Ellen stifled a laugh,
looking away so that she could swallow and hide her smile. That quick, Serena
picked up the crumpled prescription slip from the tabletop.

“Well, that’s one way to
keep something safe from the rain, but I’m afraid it looks a little worse for
wear.” The auburn-haired woman deftly unraveled the paper, her clever fingers
sorting the slip apart, uncreasing and unfolding until it lay exposed in the
middle of the small table.

“It looks like a
prescription,” Serena observed.

Ellen stared at the piece
of paper between them, a scrawl of blue, fountain-tip lines telling some kind
of illegible story, a secret language known only to doctors and pharmacists.
“Everyone thinks I’m crazy.”

“Are you?” Serena asked
gently.

“I didn’t used to think
so,” Ellen answered.

“And now?”

“Now I’m not so sure.”

“Well, I
have just the thing,” Serena said, up again and heading back behind the counter.
Ellen looked ruefully at the prescription, and considered simply pocketing the
slip before Serena returned.
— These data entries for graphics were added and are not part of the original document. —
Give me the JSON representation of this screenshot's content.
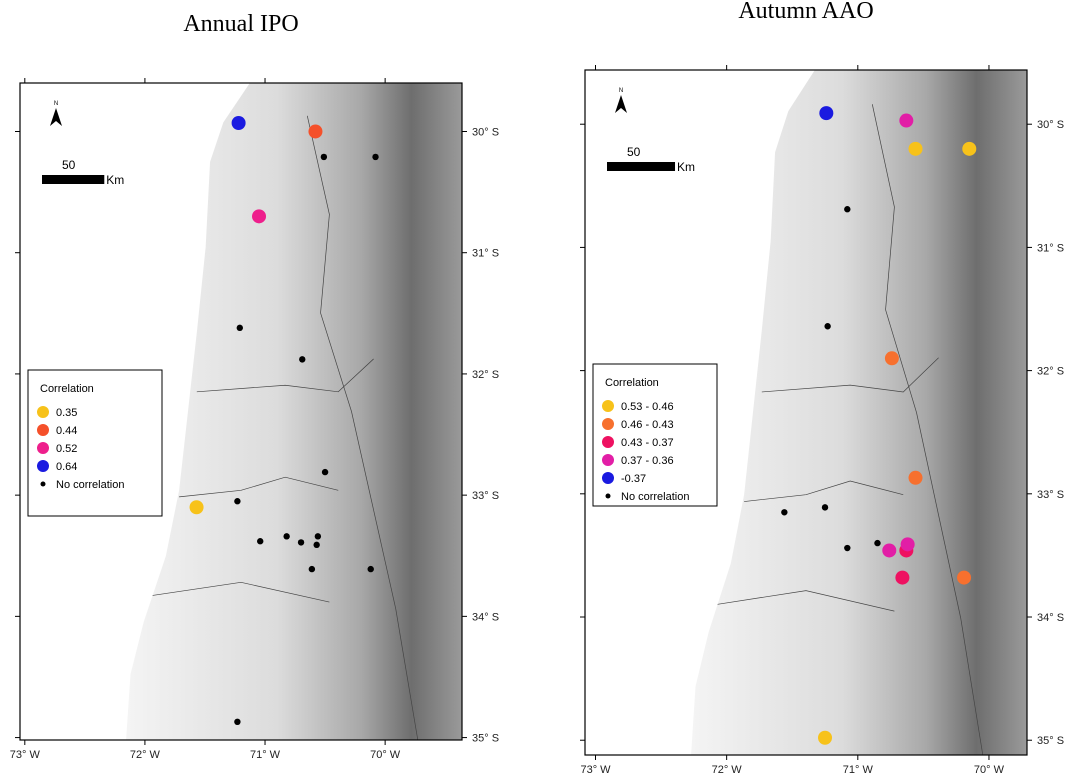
{
  "chart_data": [
    {
      "type": "scatter",
      "title": "Annual IPO",
      "xlim": [
        -73.04,
        -69.36
      ],
      "ylim": [
        -35.02,
        -29.6
      ],
      "xticks": [
        {
          "value": -73,
          "label": "73° W"
        },
        {
          "value": -72,
          "label": "72° W"
        },
        {
          "value": -71,
          "label": "71° W"
        },
        {
          "value": -70,
          "label": "70° W"
        }
      ],
      "yticks": [
        {
          "value": -30,
          "label": "30° S"
        },
        {
          "value": -31,
          "label": "31° S"
        },
        {
          "value": -32,
          "label": "32° S"
        },
        {
          "value": -33,
          "label": "33° S"
        },
        {
          "value": -34,
          "label": "34° S"
        },
        {
          "value": -35,
          "label": "35° S"
        }
      ],
      "north": "N",
      "scale_bar": 50,
      "scale_unit": "Km",
      "legend_title": "Correlation",
      "series": [
        {
          "name": "0.35",
          "color": "#f7c21a",
          "x": [
            -71.57
          ],
          "y": [
            -33.1
          ]
        },
        {
          "name": "0.44",
          "color": "#f5502a",
          "x": [
            -70.58
          ],
          "y": [
            -30.0
          ]
        },
        {
          "name": "0.52",
          "color": "#ee1f8c",
          "x": [
            -71.05
          ],
          "y": [
            -30.7
          ]
        },
        {
          "name": "0.64",
          "color": "#1a1ae0",
          "x": [
            -71.22
          ],
          "y": [
            -29.93
          ]
        },
        {
          "name": "No correlation",
          "color": "#000000",
          "size": "small",
          "x": [
            -70.51,
            -70.08,
            -71.21,
            -70.69,
            -70.5,
            -71.23,
            -71.04,
            -70.82,
            -70.7,
            -70.56,
            -70.57,
            -70.61,
            -70.12,
            -71.23
          ],
          "y": [
            -30.21,
            -30.21,
            -31.62,
            -31.88,
            -32.81,
            -33.05,
            -33.38,
            -33.34,
            -33.39,
            -33.34,
            -33.41,
            -33.61,
            -33.61,
            -34.87
          ]
        }
      ]
    },
    {
      "type": "scatter",
      "title": "Autumn AAO",
      "xlim": [
        -73.08,
        -69.71
      ],
      "ylim": [
        -35.12,
        -29.56
      ],
      "xticks": [
        {
          "value": -73,
          "label": "73° W"
        },
        {
          "value": -72,
          "label": "72° W"
        },
        {
          "value": -71,
          "label": "71° W"
        },
        {
          "value": -70,
          "label": "70° W"
        }
      ],
      "yticks": [
        {
          "value": -30,
          "label": "30° S"
        },
        {
          "value": -31,
          "label": "31° S"
        },
        {
          "value": -32,
          "label": "32° S"
        },
        {
          "value": -33,
          "label": "33° S"
        },
        {
          "value": -34,
          "label": "34° S"
        },
        {
          "value": -35,
          "label": "35° S"
        }
      ],
      "north": "N",
      "scale_bar": 50,
      "scale_unit": "Km",
      "legend_title": "Correlation",
      "series": [
        {
          "name": "0.53 - 0.46",
          "color": "#f7c21a",
          "x": [
            -70.56,
            -70.15,
            -71.25
          ],
          "y": [
            -30.2,
            -30.2,
            -34.98
          ]
        },
        {
          "name": "0.46 - 0.43",
          "color": "#f7702e",
          "x": [
            -70.74,
            -70.56,
            -70.19
          ],
          "y": [
            -31.9,
            -32.87,
            -33.68
          ]
        },
        {
          "name": "0.43 - 0.37",
          "color": "#ee1161",
          "x": [
            -70.63,
            -70.66
          ],
          "y": [
            -33.46,
            -33.68
          ]
        },
        {
          "name": "0.37 - 0.36",
          "color": "#e21ea6",
          "x": [
            -70.63,
            -70.76,
            -70.62
          ],
          "y": [
            -29.97,
            -33.46,
            -33.41
          ]
        },
        {
          "name": "-0.37",
          "color": "#1a1ae0",
          "x": [
            -71.24
          ],
          "y": [
            -29.91
          ]
        },
        {
          "name": "No correlation",
          "color": "#000000",
          "size": "small",
          "x": [
            -71.08,
            -71.23,
            -71.56,
            -71.25,
            -71.08,
            -70.85
          ],
          "y": [
            -30.69,
            -31.64,
            -33.15,
            -33.11,
            -33.44,
            -33.4
          ]
        }
      ]
    }
  ]
}
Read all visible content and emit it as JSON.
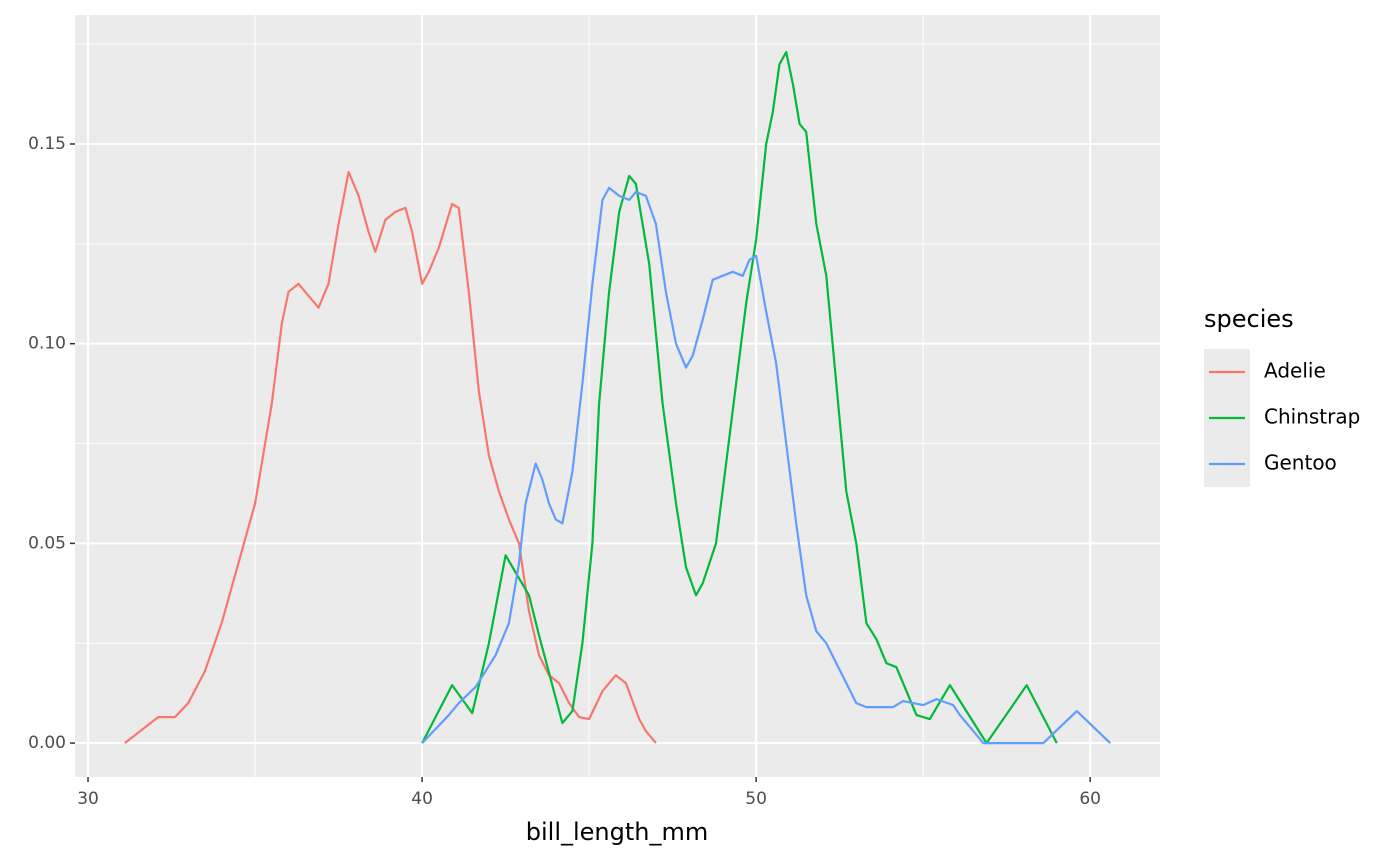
{
  "chart_data": {
    "type": "line",
    "x_label": "bill_length_mm",
    "legend_title": "species",
    "legend_position": "right",
    "grid": true,
    "xlim": [
      29.61,
      62.09
    ],
    "xticks": [
      30,
      40,
      50,
      60
    ],
    "x_minor_ticks": [
      35,
      45,
      55
    ],
    "ylim": [
      -0.0085,
      0.1823
    ],
    "yticks": [
      {
        "value": 0,
        "label": "0.00"
      },
      {
        "value": 0.05,
        "label": "0.05"
      },
      {
        "value": 0.1,
        "label": "0.10"
      },
      {
        "value": 0.15,
        "label": "0.15"
      }
    ],
    "y_minor_ticks": [
      0.025,
      0.075,
      0.125,
      0.175
    ],
    "series": [
      {
        "name": "Adelie",
        "color": "#f8766d",
        "x": [
          31.1,
          32.1,
          32.6,
          33,
          33.5,
          34,
          34.5,
          35,
          35.5,
          35.8,
          36,
          36.3,
          36.6,
          36.9,
          37.2,
          37.5,
          37.8,
          38.1,
          38.4,
          38.6,
          38.9,
          39.2,
          39.5,
          39.7,
          40,
          40.2,
          40.5,
          40.9,
          41.1,
          41.4,
          41.7,
          42,
          42.3,
          42.6,
          42.9,
          43.2,
          43.5,
          43.8,
          44.1,
          44.4,
          44.7,
          45,
          45.4,
          45.8,
          46.1,
          46.5,
          46.7,
          47
        ],
        "values": [
          0,
          0.0065,
          0.0065,
          0.01,
          0.018,
          0.03,
          0.045,
          0.06,
          0.085,
          0.105,
          0.113,
          0.115,
          0.112,
          0.109,
          0.115,
          0.13,
          0.143,
          0.137,
          0.128,
          0.123,
          0.131,
          0.133,
          0.134,
          0.128,
          0.115,
          0.118,
          0.124,
          0.135,
          0.134,
          0.113,
          0.088,
          0.072,
          0.063,
          0.056,
          0.05,
          0.033,
          0.022,
          0.017,
          0.015,
          0.01,
          0.0065,
          0.006,
          0.013,
          0.017,
          0.015,
          0.006,
          0.003,
          0
        ]
      },
      {
        "name": "Chinstrap",
        "color": "#00ba38",
        "x": [
          40,
          40.9,
          41.5,
          42,
          42.5,
          43.2,
          43.5,
          44.2,
          44.5,
          44.8,
          45.1,
          45.3,
          45.6,
          45.9,
          46.2,
          46.4,
          46.8,
          47.2,
          47.6,
          47.9,
          48.2,
          48.4,
          48.8,
          49.1,
          49.4,
          49.7,
          50,
          50.3,
          50.5,
          50.7,
          50.9,
          51.1,
          51.3,
          51.5,
          51.8,
          52.1,
          52.4,
          52.7,
          53,
          53.3,
          53.6,
          53.9,
          54.2,
          54.8,
          55.2,
          55.8,
          56.9,
          58.1,
          59
        ],
        "values": [
          0,
          0.0145,
          0.0075,
          0.025,
          0.047,
          0.037,
          0.027,
          0.005,
          0.008,
          0.025,
          0.05,
          0.085,
          0.113,
          0.133,
          0.142,
          0.14,
          0.12,
          0.085,
          0.06,
          0.044,
          0.037,
          0.04,
          0.05,
          0.07,
          0.09,
          0.11,
          0.126,
          0.15,
          0.158,
          0.17,
          0.173,
          0.165,
          0.155,
          0.153,
          0.13,
          0.117,
          0.09,
          0.063,
          0.05,
          0.03,
          0.026,
          0.02,
          0.019,
          0.007,
          0.006,
          0.0145,
          0,
          0.0145,
          0
        ]
      },
      {
        "name": "Gentoo",
        "color": "#619cff",
        "x": [
          40,
          40.8,
          41.1,
          41.6,
          42.2,
          42.6,
          42.9,
          43.1,
          43.4,
          43.6,
          43.8,
          44,
          44.2,
          44.5,
          44.8,
          45.1,
          45.4,
          45.6,
          45.9,
          46.2,
          46.4,
          46.7,
          47,
          47.3,
          47.6,
          47.9,
          48.1,
          48.4,
          48.7,
          49,
          49.3,
          49.6,
          49.8,
          50,
          50.3,
          50.6,
          50.9,
          51.2,
          51.5,
          51.8,
          52.1,
          52.4,
          52.7,
          53,
          53.3,
          53.6,
          54.1,
          54.4,
          55,
          55.4,
          55.9,
          56.1,
          56.8,
          58.6,
          59.6,
          60.6
        ],
        "values": [
          0,
          0.007,
          0.01,
          0.014,
          0.022,
          0.03,
          0.045,
          0.06,
          0.07,
          0.066,
          0.06,
          0.056,
          0.055,
          0.068,
          0.09,
          0.115,
          0.136,
          0.139,
          0.137,
          0.136,
          0.138,
          0.137,
          0.13,
          0.113,
          0.1,
          0.094,
          0.097,
          0.106,
          0.116,
          0.117,
          0.118,
          0.117,
          0.121,
          0.122,
          0.108,
          0.095,
          0.075,
          0.055,
          0.037,
          0.028,
          0.025,
          0.02,
          0.015,
          0.01,
          0.009,
          0.009,
          0.009,
          0.0105,
          0.0095,
          0.011,
          0.0095,
          0.007,
          0,
          0,
          0.008,
          0
        ]
      }
    ]
  }
}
But Serena was back in an instant with a
decorative teapot and a flat circle of polished marble. She neatly placed the
marble coaster over the prescription slip then set the teapot down on top of
it. “There, that should flatten it nicely. If you offered it to a druggist in
that condition, he might think it was meant to be discarded, or that you came
by it inappropriately.”

Ellen nodded politely,
but thought the effort unnecessary.

“Is he good?”

“Who?” Ellen asked.

“Your doctor. The one you
just came from.”

Ellen took a sip of tea,
the question playing in her mind as she carefully chose each word of her
answer. But when she opened her mouth to speak, what came out—for the second
time that day—was not what she intended, something practiced and contrived, but
the unvarnished truth. “No, but he thinks he is.”

Serena’s eyebrows tilted
with polite interest. She would not press for details—etiquette forbade it—instead
lifting her cup to drink some of the tea.